Let drivers self-test

Kate Morris (Letters, February 28) canvassed the subject of blood alcohol testing in public places. I have been trying for 17 years to convince the ACT government that clubs, bars and pubs should have an Australian Standard self-testing unit on their premises. This would allow the public to test themselves as well as assisting those who serve alcohol to meet requirements for the responsible serving of alcohol.

Unfortunately those against introducing such equipment are referred to as "vested interests". The recent NSW/ACT Alcohol Policy Alliance paper being studied by the ACT government states, "consideration should not be given to mandating alcohol breath-testing units.

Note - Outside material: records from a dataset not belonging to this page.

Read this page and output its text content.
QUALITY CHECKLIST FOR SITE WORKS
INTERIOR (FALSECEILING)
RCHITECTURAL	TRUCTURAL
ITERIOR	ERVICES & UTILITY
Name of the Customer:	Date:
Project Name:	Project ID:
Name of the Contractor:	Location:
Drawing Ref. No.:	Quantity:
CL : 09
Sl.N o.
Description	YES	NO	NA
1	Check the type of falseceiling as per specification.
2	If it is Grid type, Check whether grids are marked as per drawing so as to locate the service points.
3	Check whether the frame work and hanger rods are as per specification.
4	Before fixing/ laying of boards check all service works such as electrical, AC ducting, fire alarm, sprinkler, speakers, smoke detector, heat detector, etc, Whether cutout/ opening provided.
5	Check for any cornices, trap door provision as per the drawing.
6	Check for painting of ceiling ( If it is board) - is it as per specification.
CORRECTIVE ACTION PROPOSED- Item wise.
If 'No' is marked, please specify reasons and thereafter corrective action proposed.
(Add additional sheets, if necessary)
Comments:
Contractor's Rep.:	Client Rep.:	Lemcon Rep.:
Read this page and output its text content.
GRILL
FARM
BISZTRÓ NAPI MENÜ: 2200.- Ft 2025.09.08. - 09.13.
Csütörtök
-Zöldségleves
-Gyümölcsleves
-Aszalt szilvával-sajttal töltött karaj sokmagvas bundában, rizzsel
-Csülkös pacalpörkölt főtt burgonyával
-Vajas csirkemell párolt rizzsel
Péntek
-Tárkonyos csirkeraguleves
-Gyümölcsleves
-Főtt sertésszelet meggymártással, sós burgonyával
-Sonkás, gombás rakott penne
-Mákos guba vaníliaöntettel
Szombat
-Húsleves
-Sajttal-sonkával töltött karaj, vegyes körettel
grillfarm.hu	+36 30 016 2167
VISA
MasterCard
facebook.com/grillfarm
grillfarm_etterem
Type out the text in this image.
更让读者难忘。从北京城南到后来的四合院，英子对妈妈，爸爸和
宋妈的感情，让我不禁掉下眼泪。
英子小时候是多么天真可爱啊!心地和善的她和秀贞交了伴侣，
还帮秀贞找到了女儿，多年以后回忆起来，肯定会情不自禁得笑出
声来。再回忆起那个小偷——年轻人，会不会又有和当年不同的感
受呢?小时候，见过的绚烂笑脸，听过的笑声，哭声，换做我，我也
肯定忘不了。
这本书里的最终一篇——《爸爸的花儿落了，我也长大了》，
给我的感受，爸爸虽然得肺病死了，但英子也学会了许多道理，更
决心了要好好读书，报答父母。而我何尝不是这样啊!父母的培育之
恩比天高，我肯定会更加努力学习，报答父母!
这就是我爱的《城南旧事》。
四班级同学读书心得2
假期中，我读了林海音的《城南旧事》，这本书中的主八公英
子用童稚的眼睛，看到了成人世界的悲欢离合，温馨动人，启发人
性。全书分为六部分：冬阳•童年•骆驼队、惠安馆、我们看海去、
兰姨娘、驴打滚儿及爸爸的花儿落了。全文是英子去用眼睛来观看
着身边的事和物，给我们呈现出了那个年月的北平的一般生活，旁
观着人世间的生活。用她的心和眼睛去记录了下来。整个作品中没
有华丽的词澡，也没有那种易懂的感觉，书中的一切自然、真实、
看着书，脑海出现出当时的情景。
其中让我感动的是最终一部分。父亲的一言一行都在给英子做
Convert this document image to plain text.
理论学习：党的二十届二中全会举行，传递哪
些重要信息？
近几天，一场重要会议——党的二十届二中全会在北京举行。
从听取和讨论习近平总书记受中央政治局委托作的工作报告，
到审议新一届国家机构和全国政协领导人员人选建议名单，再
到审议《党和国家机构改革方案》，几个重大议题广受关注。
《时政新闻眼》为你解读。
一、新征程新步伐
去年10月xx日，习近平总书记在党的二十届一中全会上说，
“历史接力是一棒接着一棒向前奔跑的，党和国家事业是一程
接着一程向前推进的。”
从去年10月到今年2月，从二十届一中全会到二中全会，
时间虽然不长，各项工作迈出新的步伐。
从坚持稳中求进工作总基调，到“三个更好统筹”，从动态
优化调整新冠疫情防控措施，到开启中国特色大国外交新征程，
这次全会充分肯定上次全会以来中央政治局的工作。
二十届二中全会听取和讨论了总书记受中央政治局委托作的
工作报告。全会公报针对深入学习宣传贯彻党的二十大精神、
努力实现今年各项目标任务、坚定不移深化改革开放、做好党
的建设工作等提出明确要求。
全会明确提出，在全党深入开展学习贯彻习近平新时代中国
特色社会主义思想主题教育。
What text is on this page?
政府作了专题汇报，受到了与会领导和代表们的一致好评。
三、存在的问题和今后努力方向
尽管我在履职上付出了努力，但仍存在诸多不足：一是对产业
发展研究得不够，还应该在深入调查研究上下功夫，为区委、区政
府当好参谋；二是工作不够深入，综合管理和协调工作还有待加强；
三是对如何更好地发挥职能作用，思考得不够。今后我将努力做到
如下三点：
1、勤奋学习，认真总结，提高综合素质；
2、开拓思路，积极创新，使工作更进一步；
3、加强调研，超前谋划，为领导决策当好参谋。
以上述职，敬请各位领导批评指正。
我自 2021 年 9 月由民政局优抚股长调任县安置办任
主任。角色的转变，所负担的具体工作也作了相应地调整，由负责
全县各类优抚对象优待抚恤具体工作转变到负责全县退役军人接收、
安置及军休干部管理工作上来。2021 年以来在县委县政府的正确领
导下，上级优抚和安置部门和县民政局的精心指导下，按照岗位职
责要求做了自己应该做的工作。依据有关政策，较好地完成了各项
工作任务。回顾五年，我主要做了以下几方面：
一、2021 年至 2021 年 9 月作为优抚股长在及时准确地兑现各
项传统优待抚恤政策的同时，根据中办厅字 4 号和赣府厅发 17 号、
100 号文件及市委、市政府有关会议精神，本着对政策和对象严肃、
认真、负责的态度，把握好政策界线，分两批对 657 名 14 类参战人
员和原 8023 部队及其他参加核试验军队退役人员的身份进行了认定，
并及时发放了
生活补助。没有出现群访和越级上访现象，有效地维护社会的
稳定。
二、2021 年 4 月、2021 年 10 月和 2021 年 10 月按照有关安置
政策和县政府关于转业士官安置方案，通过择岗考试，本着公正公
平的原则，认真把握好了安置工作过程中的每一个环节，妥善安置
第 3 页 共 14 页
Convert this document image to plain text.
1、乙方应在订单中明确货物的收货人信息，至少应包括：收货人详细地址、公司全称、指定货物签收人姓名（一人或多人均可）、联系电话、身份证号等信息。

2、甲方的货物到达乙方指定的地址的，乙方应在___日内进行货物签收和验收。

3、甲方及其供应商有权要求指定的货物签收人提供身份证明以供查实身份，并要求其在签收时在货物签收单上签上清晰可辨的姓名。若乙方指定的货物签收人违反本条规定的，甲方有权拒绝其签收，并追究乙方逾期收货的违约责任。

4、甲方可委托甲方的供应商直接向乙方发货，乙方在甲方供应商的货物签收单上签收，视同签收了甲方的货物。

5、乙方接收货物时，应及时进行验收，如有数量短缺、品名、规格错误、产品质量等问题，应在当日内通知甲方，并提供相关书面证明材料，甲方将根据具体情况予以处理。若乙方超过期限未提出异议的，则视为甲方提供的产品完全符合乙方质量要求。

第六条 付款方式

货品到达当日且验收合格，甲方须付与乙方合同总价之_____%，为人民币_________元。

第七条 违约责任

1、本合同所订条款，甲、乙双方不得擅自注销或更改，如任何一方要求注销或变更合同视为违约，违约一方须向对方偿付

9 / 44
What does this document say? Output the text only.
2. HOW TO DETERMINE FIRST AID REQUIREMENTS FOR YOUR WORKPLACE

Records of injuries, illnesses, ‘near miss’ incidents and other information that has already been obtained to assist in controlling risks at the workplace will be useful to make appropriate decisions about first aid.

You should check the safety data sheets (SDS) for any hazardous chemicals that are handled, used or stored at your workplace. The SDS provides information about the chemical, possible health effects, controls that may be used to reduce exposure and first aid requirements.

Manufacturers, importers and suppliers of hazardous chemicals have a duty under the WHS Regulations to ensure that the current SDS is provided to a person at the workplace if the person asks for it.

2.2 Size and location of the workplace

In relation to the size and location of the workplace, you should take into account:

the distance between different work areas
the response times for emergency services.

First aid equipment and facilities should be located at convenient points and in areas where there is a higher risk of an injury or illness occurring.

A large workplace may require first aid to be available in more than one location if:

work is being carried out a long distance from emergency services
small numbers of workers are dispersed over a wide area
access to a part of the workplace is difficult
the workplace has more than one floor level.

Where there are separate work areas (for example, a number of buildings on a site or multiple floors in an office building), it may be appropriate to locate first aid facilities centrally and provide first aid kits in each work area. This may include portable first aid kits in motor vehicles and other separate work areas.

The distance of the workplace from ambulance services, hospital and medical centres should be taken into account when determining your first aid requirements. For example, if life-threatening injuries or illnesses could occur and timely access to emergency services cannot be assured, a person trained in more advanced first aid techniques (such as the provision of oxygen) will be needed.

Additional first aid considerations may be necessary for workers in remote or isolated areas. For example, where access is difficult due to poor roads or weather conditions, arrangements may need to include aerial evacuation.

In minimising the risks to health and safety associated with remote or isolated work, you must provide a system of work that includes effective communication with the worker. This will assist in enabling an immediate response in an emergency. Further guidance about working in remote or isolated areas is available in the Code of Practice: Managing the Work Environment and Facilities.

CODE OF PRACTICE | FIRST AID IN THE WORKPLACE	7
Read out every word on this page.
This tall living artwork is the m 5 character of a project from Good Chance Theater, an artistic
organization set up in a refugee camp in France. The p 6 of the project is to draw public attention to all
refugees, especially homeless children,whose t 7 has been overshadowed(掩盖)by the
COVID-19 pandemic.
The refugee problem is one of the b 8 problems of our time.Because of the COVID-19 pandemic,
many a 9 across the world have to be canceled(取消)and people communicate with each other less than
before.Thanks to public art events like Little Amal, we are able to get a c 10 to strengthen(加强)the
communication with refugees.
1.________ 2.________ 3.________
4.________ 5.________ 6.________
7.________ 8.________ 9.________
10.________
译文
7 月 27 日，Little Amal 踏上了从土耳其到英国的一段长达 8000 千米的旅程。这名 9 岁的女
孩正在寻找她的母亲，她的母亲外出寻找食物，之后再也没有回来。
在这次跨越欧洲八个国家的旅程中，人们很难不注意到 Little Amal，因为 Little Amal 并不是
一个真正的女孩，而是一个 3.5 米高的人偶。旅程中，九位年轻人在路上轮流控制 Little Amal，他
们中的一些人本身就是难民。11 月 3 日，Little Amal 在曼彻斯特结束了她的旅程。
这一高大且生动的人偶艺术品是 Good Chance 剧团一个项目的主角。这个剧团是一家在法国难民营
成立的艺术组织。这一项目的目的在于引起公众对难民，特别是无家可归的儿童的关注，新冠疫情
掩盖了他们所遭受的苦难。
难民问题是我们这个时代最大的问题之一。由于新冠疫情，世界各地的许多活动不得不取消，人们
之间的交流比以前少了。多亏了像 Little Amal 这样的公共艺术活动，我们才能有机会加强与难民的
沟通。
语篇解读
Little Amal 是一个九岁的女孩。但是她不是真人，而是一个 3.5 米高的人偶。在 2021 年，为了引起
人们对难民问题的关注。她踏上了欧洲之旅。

While this measure may assist in determining a patron's intoxication levels it should not be seen as a harm reduction measure". Why then do the police remove a driver from the roads if they return a BAC reading of over .049 if it is not to stop harm. The NAAPA report gives the government a reason for doing nothing.

T. Toohey, Crace


According to the Reserve Bank of Australia, inflation between 2002 and 2015 averaged 2.6per cent a year and is now around 1.5per cent. So why would Sussan Ley claim a "win for consumers" that health insurance rises are now 4.1per cent above inflation, compared to the average between 2002 and 2015 of 3.5per cent?

Kent Fitch, Nicholls


In today's economic climate, only a politician whose salary has risen by more than 5.6per cent in the comparable period would consider that amount to be a reasonable rise for health insurance premiums.

Phil O'Brien, Flynn


Cardinal Pell refuses to accept any responsibly for decades of Catholic child abuse, and now has dug his own grave by saying that child abuse was of "not much interest to me." The Greeks have a saying that applies to Pell. "A fish rots from the head down." Pell should resign. Failing that, Pope Francis should defrock him for moral depravity.

Graham Macafee, Latham


If Brendan Lyon ("Liberals have to get over their unhealthy obsession", Times2, March 2, p5) is so concerned about supposed sovereign risk he would advise the Capital Metro consortium to hold off signing any contracts until the next election. That would give them the certainty they desperately crave.

Gordon Williams, Watson


Unfortunately "Stop the deficit" is not as simple as "Stop the boats". Making Scott Morrison Treasurer is like making the captain of the football team the captain of the debating team. Different skills required. Caveat: Not all football players are David Pocock.